I looked around and saw him. He had crossed Congress and was walking toward the center of town. He turned right onto Park, and I lost sight of him. I figured that his car was probably there, and he would wait for Rebecca to leave the bookstore before either following her or approaching her again.
I walked to the corner of Park and risked a glance down the street. The squat man was at the door of the red Ford, his head down. I stayed low and used the parked cars to approach him from the opposite side of the street. I had my .38 in a holster at my belt—it was a little more discreet than my big Smith 10 for work like this—but I was reluctant to show it. If I was forced to confront the watcher with a gun in my hand, then whatever chance I had of reasoning with him would evaporate, and the situation would deteriorate before I had even begun to understand its nature. I had an image of this man burning himself, and the apparent ease with which he had done it.
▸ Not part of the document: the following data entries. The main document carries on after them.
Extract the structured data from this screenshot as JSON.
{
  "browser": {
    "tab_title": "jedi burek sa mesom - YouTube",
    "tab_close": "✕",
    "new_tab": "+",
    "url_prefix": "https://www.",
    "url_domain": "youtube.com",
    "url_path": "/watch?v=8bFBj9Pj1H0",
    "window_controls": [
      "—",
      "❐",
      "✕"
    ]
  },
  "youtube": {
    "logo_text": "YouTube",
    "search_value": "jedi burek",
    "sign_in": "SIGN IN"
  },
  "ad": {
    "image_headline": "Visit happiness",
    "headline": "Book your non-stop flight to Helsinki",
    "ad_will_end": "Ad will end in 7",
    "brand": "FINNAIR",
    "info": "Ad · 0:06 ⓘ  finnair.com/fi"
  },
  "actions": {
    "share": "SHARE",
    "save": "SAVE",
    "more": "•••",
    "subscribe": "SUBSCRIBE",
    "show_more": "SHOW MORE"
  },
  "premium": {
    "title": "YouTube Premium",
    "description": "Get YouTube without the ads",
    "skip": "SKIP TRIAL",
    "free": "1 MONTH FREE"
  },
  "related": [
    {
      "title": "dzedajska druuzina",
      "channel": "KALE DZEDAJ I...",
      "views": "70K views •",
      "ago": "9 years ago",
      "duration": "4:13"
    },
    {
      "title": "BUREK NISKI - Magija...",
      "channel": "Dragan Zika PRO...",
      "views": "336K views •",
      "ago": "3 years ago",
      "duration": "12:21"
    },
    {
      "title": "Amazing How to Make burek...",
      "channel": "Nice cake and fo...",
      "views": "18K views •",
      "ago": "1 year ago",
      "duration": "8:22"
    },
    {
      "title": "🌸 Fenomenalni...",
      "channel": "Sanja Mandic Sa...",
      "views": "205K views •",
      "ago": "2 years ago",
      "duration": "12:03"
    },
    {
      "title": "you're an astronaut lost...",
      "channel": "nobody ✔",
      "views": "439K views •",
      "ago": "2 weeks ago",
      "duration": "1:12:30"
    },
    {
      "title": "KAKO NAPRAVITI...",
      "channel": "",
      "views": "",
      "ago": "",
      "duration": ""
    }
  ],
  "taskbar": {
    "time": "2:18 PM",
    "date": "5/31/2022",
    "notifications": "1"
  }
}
It suggested an individual who had a considerable tolerance for pain, and such tolerance was usually hard-earned. A face-to-face with him would have to be delicately handled. A Grand Cherokee turned down Park, an archetypal soccer mom at the wheel, and as it passed I slipped behind it and approached the Ford from the driver’s side. I could make out the outline of his quiff and the folds of muscle at the back of his neck as he sat at the wheel, fumes already emerging from the exhaust. His hands rested on the steering wheel, the fingers of the left tapping a rhythm upon the plastic. The right hand was roughly bandaged. Bloodstains showed through the fabric. At last, I let him see me approach. I kept my arms out and my fingers splayed slightly, but I was ready to scuttle for cover if his hands left the wheel. The problem for me was that once I got close enough to talk to him, there would be nowhere for me to run. I was relying on the fact that there were people around and the hope that he would see no percentage in reacting with hostility until he heard what I had to say.